Ready to make these?
- 1 cup (90 g) rolled oats
- ⅓ cup (35 g) raw pecan halves
- 1 pinch sea salt
- 2 Tbsp (30 ml) melted coconut oil
- 1 cup (130 g) raw cashews or macadamia nuts (see notes for low FODMAP)
- ½ cup (120 ml) full-fat coconut milk
- 2 Tbsp (30 ml) water (reduce to 1 Tbsp for macadamia version)
- 1 Tbsp (15 ml) melted coconut oil (increase to 2 Tbsp for macadamia version)
- ¼ cup (60 ml) lemon juice (from ~2 medium lemons)
- 1 tsp lemon zest (from ~2 medium lemons)
- ½ tsp pure vanilla extract (optional)
- Liquid stevia (without inulin or erythritol), to taste (I used 6 drops for cashew version and 8 drops for macadamia version)
- 1-2 tsp maple syrup (optional)
- ½ cup (~75 g) fresh or frozen raspberries
- 2 Tbsp (30 ml) water
- Preheat oven to 375 degrees Fahrenheit.
- If you do not have a super powerful blender such as a Vitamix or Blendtec, I recommend soaking your cashews or macadamia nuts. To soak, place nuts in a bowl and pour boiling water over them until fully submerged. Set aside and allow to soak for at least 10 minutes or up to 24 hours (depending on the power of your blender). Drain before proceeding.

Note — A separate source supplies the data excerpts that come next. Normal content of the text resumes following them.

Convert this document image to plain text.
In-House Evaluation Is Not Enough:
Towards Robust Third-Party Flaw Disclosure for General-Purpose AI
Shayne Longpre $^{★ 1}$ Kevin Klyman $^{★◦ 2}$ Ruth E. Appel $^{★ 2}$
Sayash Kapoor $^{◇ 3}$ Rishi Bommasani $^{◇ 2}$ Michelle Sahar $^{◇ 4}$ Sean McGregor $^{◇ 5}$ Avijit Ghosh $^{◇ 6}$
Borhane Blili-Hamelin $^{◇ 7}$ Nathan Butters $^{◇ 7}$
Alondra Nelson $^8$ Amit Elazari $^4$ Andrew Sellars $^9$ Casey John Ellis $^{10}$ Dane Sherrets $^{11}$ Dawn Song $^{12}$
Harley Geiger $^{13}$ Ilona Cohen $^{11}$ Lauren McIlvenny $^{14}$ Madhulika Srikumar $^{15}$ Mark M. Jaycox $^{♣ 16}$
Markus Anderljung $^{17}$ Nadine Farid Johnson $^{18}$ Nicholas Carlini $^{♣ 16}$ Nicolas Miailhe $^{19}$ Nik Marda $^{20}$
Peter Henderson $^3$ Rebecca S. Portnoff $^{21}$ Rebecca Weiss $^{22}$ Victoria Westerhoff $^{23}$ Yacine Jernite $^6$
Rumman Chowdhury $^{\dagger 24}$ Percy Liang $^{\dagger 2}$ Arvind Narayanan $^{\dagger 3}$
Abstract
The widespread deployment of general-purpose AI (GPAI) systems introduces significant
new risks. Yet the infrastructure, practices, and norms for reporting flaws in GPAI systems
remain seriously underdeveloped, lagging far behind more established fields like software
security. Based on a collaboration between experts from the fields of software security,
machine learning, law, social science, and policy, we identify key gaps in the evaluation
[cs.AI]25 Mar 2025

- Add oats, pecans, and sea salt to a food processor and process into a fine meal. Add coconut oil and pulse until well combined. You are looking for a dough that holds together when pressed into muffins tins. If it is too dry, add more coconut oil or pecans. If it is too oily, add more oats.
- To a standard-sized muffin tin, add 6 parchment liners. Divide crust evenly between the tins (~1 extra filled tablespoon per tin) and use your fingers to press down on the dough firmly until well packed. The dough should fill each muffin tin about ⅓ full.
- Bake for 7-10 minutes or until lightly golden brown around the edges. Remove from oven and set aside.
- To a blender, add soaked and drained cashews and remaining filling ingredients (starting with just a few drops of stevia). Blend until smooth and creamy, scraping down sides of blender as needed. Taste test and add more stevia if it is too tart (it should be quite tart, but not unpleasantly so) or if you can tolerate a little maple syrup, I recommend adding 1-2 tsp- it helps reduce any bitter aftertaste.
- Pour filling mixture into cooked crust. Set aside. Any extra filling can be added to a small bowl and enjoyed with a spoon once thickened in the refrigerator.
- Prepare raspberry swirl by adding raspberries and water to a small saucepan. Bring to a boil, then reduce heat and allow to cook until most of the water is absorbed (stirring and mashing raspberries with a spoon occasionally). Turn off heat. Pour ~1 tsp spoonfuls of cooked raspberries into each muffin tin. Move a toothpick around in a circular motion to create a swirl effect.
- Transfer cheesecakes to the fridge and allow to cool for at least two hour (for a custard-like texture) or overnight (for a cheesecake-like texture).
- For longer-term storage, place cheesecakes in an airtight container and store in the freezer up to 1 month. Allow to sit at room temperature for at least 30 minutes prior to serving.
- According to Monash University, "activated" cashews are low FODMAP at a serving size of 10 nuts (15 g). So if you want to keep this recipe low FODMAP while using cashews, it is recommended that you soak them and enjoy ½ of a mini cheesecake per serving. It is believed that the process of soaking the cashews results in some of the oligosaccharides being released into the water, reducing the FODMAP content of the soaked cashews. Alternatively, you can use macadamia nuts which have a lower FODMAP content than cashews and yield a slightly different taste and thinner texture (though still delicious and indulgent!).
-If you cannot tolerate oats, consider using the following crust recipe (adapted from The Healthy Gut). Almond Crust: to a small bowl, add crust ingredients (1 cup almond flour, 2 Tbsp melted coconut oil, 2 tsp flaxseed meal, 2 tsp pure vanilla extract, 1 pinch sea salt) and stir until dough sticks together when pressed between your fingers. Add more coconut oil if too dry or more almond flour if too oily. Can be left raw or baked at 350 degrees Fahrenheit until lightly browned.
- Nutrition information calculated based on cashew version without optional ingredients.